This work addresses the challenge of achieving high-fidelity and robust quantum state transfer in noisy open quantum systems governed by multiple Hamiltonians. The authors propose a multi-task Soft Actor-Critic reinforcement learning framework that, for the first time, integrates multi-task learning with adaptive optimization of both the evolution time \(T\) and the number of pulse segments \(N\) for open-system control. The method demonstrates efficient generalization across 51 Hamiltonian variants and significantly outperforms the GRAPE benchmark. Its superior robustness under pulse perturbations and varying decoherence conditions is quantitatively validated using a newly introduced Robustness-induced Infidelity Metric (RIM), establishing a novel paradigm for universal quantum control.

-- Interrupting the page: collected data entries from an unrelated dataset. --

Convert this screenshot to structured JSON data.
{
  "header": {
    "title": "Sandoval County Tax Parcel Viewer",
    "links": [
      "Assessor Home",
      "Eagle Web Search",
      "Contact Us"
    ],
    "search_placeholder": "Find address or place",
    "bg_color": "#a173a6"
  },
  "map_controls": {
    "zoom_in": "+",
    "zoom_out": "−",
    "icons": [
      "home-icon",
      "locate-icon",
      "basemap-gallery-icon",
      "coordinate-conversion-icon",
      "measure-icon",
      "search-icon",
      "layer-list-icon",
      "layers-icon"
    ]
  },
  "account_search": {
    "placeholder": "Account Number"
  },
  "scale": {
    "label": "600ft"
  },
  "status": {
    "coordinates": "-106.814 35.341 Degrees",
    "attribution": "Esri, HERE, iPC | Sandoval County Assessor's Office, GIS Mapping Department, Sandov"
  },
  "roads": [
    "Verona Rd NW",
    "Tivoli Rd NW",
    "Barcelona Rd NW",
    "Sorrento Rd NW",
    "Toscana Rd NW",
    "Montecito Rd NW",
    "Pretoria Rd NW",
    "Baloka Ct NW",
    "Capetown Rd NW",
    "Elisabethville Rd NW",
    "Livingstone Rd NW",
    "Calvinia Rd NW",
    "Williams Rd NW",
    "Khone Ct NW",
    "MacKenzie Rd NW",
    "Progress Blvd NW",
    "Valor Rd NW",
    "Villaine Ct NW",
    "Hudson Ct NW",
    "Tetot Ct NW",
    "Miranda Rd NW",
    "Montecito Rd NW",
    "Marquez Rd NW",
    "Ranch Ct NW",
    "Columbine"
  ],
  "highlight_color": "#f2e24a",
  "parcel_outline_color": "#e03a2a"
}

We present a Multi-task Soft Actor-Critic (SAC) Reinforcement Learning framework designed for open-system quantum control across diverse Hamiltonians, which learns optimal pulse sequences while simultaneously discovering problem-specific evolution time T and number of control pulse segments N. Experimental results across 51 Hamiltonian variations demonstrate that the multi-task SAC model is able to generate control pulses that can drive a system, under environment noise, from its initial state to its target state with high fidelities, establishing essential foundations for universal quantum control applicable to realistic noisy quantum devices. Through progressive expansion of the training Hamiltonian set, we investigate if a single multi-task model trained using a given number of sample Hamiltonians can successfully accomplish state-transfer tasks for Hamiltonians drawn from the same Hamiltonian space but not encountered during training. In addition, our Robustness Infidelity Measure (RIM) analysis reveals that SAC trained policies exhibit superior robustness to pulse amplitude perturbations and decoherence rate variations compared to GRAPE-optimized controls.